I asked a general question on Law SE with one example (ARM) and for that example, I was directed to What exactly does ARM sell to vendors?. I've read that QA that ARM sells actual core designs.
I've read about RISC-V and ARM on Wikipedia and some other "blogs". "Experts" claim RISC-V is royalty-free architecture, but ARM is not. Can anybody "freely" build a chip to process e.g. ARM v9 instruction sets? If not, are instruction sets patented and/or maybe copyrighted too?

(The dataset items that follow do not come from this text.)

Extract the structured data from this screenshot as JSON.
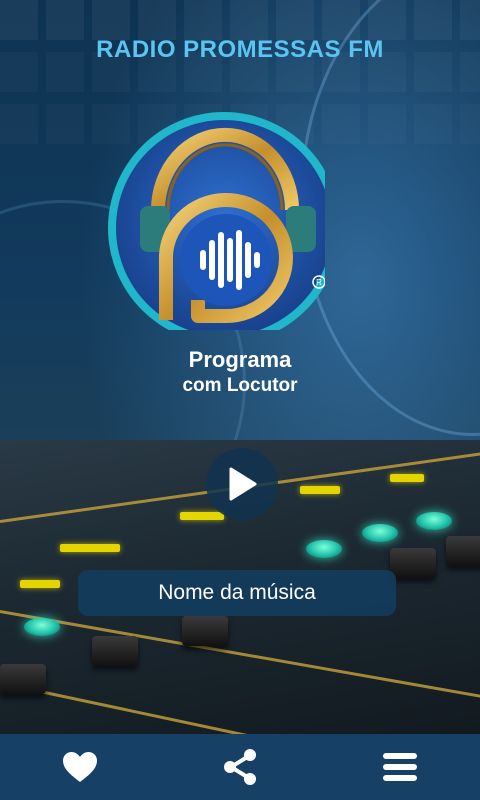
{
  "header": {
    "title": "RADIO PROMESSAS FM"
  },
  "program": {
    "line1": "Programa",
    "line2": "com Locutor"
  },
  "player": {
    "song_title": "Nome da música"
  },
  "bottom_nav": {
    "items": [
      {
        "icon": "heart-icon"
      },
      {
        "icon": "share-icon"
      },
      {
        "icon": "menu-icon"
      }
    ]
  },
  "colors": {
    "title": "#5cc4f0",
    "bar_bg": "#164066",
    "logo_blue": "#1d56b8",
    "logo_gold": "#d5a944",
    "logo_ring": "#1fb7c9"
  }
}
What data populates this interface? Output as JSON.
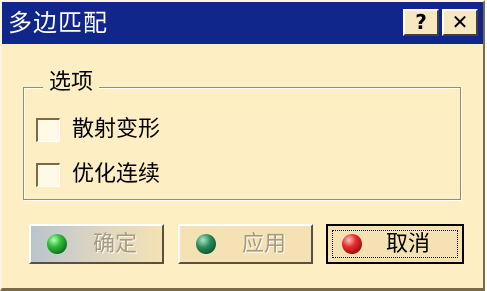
{
  "window": {
    "title": "多边匹配",
    "help_label": "?",
    "close_label": "✕"
  },
  "options_group": {
    "label": "选项",
    "items": [
      {
        "label": "散射变形",
        "checked": false
      },
      {
        "label": "优化连续",
        "checked": false
      }
    ]
  },
  "buttons": {
    "ok": {
      "label": "确定",
      "icon": "green-ball-icon",
      "enabled": false
    },
    "apply": {
      "label": "应用",
      "icon": "green-ball-icon",
      "enabled": false
    },
    "cancel": {
      "label": "取消",
      "icon": "red-ball-icon",
      "enabled": true,
      "focused": true
    }
  },
  "colors": {
    "titlebar": "#10268a",
    "dialog_bg": "#fdeec4"
  }
}
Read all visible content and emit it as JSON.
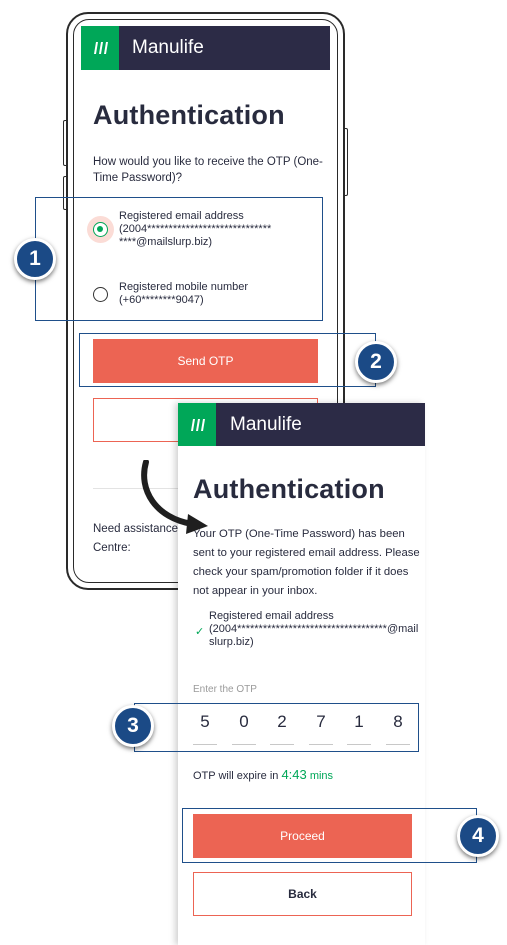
{
  "brand": {
    "name": "Manulife"
  },
  "colors": {
    "brand_green": "#00a758",
    "header_navy": "#2c2b46",
    "action_red": "#ec6453",
    "callout_blue": "#1b4a86"
  },
  "screen1": {
    "title": "Authentication",
    "question": "How would you like to receive the OTP (One-Time Password)?",
    "options": [
      {
        "label": "Registered email address",
        "line2": "(2004*****************************",
        "line3": "****@mailslurp.biz)",
        "selected": true
      },
      {
        "label": "Registered mobile number",
        "line2": "(+60********9047)",
        "selected": false
      }
    ],
    "send_otp_label": "Send OTP",
    "assist_line1": "Need assistance",
    "assist_line2": "Centre:"
  },
  "screen2": {
    "title": "Authentication",
    "info": "Your OTP (One-Time Password) has been sent to your registered email address. Please check your spam/promotion folder if it does not appear in your inbox.",
    "registered_label": "Registered email address",
    "registered_value": "(2004***********************************@mailslurp.biz)",
    "enter_otp_label": "Enter the OTP",
    "otp_digits": [
      "5",
      "0",
      "2",
      "7",
      "1",
      "8"
    ],
    "expire_prefix": "OTP will expire in",
    "expire_time": "4:43",
    "expire_unit": "mins",
    "proceed_label": "Proceed",
    "back_label": "Back"
  },
  "callouts": {
    "step1": "1",
    "step2": "2",
    "step3": "3",
    "step4": "4"
  },
  "icons": {
    "logo": "manulife-logo-icon",
    "check": "checkmark-icon",
    "arrow": "curved-arrow-icon"
  }
}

From one point of view, I see instruction sets descriptions as computer language (as Python) and Python use is royalty-free. However, in The never-ending story of X86 patents expiration:
Some of the old pieces of the x86 architecture patent already expired. Virtually every chip that’s been sold over the last decade or more will include SSE2 support as AMD made SSE2 a mandatory part of its 64-bit AMD64 extension. That’s a problem because the SSE family is also new enough—the various SSE extensions were introduced around 2001. Any patents covering SSE2 will still be in force. SSE3 is even more recent. Not to mention the fused multiply and add operation used on by all current OS which has an Intel patent valid until 2026.
"fused multiply and add operation used on by all current OS" - operations look to me as part instruction set, so looks as they can be patented.